Co-Bid Leaders Professor Julie Byles, Global Innovation Chair in Responsive Transitions in Health and Ageing, Newcastle University, and Professor Keith Hill, Director of the Rehabilitiation, Ageing and Independent Living (RAIL) research centre, Monash University, jointly said the bid win was a “wonderful outcome” for the gerontological and geriatrician communities across Australia and New Zealand.
“We are honoured to have been selected by our global colleagues to lead this critical conversation about ageing together and ageing well,” they stated.

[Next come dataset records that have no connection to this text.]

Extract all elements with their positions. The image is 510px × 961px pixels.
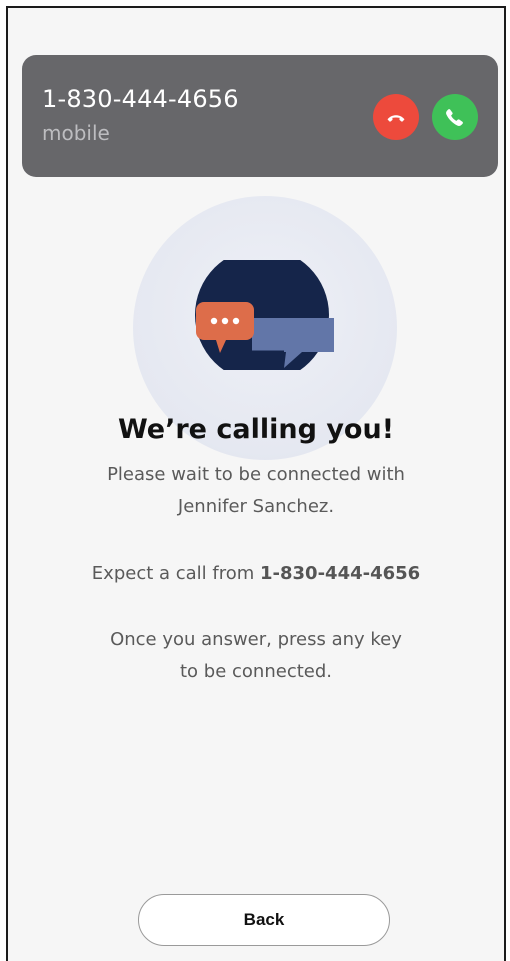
caller-type: mobile	[42, 121, 110, 145]
answer-instructions-line-1: Once you answer, press any key	[110, 629, 402, 650]
back-button[interactable]: Back	[138, 894, 390, 946]
decline-call-button[interactable]	[373, 94, 419, 140]
chat-bubbles-icon	[194, 248, 334, 382]
wait-message-line-2: Jennifer Sanchez.	[177, 496, 335, 517]
accept-call-button[interactable]	[432, 94, 478, 140]
caller-number: 1-830-444-4656	[42, 85, 239, 113]
expect-call-prefix: Expect a call from	[91, 563, 261, 584]
expect-call-message: Expect a call from 1-830-444-4656	[8, 558, 504, 590]
answer-instructions: Once you answer, press any key to be con…	[8, 624, 504, 688]
page-title: We’re calling you!	[117, 414, 395, 445]
expect-call-number: 1-830-444-4656	[260, 563, 421, 584]
wait-message: Please wait to be connected with Jennife…	[8, 459, 504, 523]
incoming-call-banner[interactable]: 1-830-444-4656 mobile	[22, 55, 498, 177]
phone-icon	[443, 105, 467, 129]
phone-hangup-icon	[383, 104, 409, 130]
status-area	[8, 8, 504, 16]
phone-screen: 1-830-444-4656 mobile We’re calling you!…	[6, 6, 506, 961]
wait-message-line-1: Please wait to be connected with	[107, 464, 405, 485]
answer-instructions-line-2: to be connected.	[180, 661, 332, 682]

“Importantly, the IAGG World Congress in Sydney in 2029 represents an opportunity for students and early career participants to come together and to form lasting global relationships that will help shape their professional activities into the future.”
IAGG World Congress was last held in Australia in Adelaide in 1997 and this will be the first time that Sydney has hosted the Congress, which will be held at International Convention Centre Sydney.
“The rapid ageing of populations around the world presents an unprecedented set of opportunities and securing the IAGG World Congress for Sydney is the result of our strategic approach to target and attract the most significant global conferences down under so they can stimulate innovation and inform Australian researchers, practitioners and policy-makers in their work helping our country to meet its global potential,” said BESydney CEO Lyn Lewis-Smith.
“The Australia and New Zealand vision for the World Congress in Sydney to embrace all cultures to improve the experience of ageing around the world effectively and sustainably captured everyone’s imagination and was the right strategy for now as the world begins to re-open and communities are seeking to build back better than before, with people and planet at the centre.”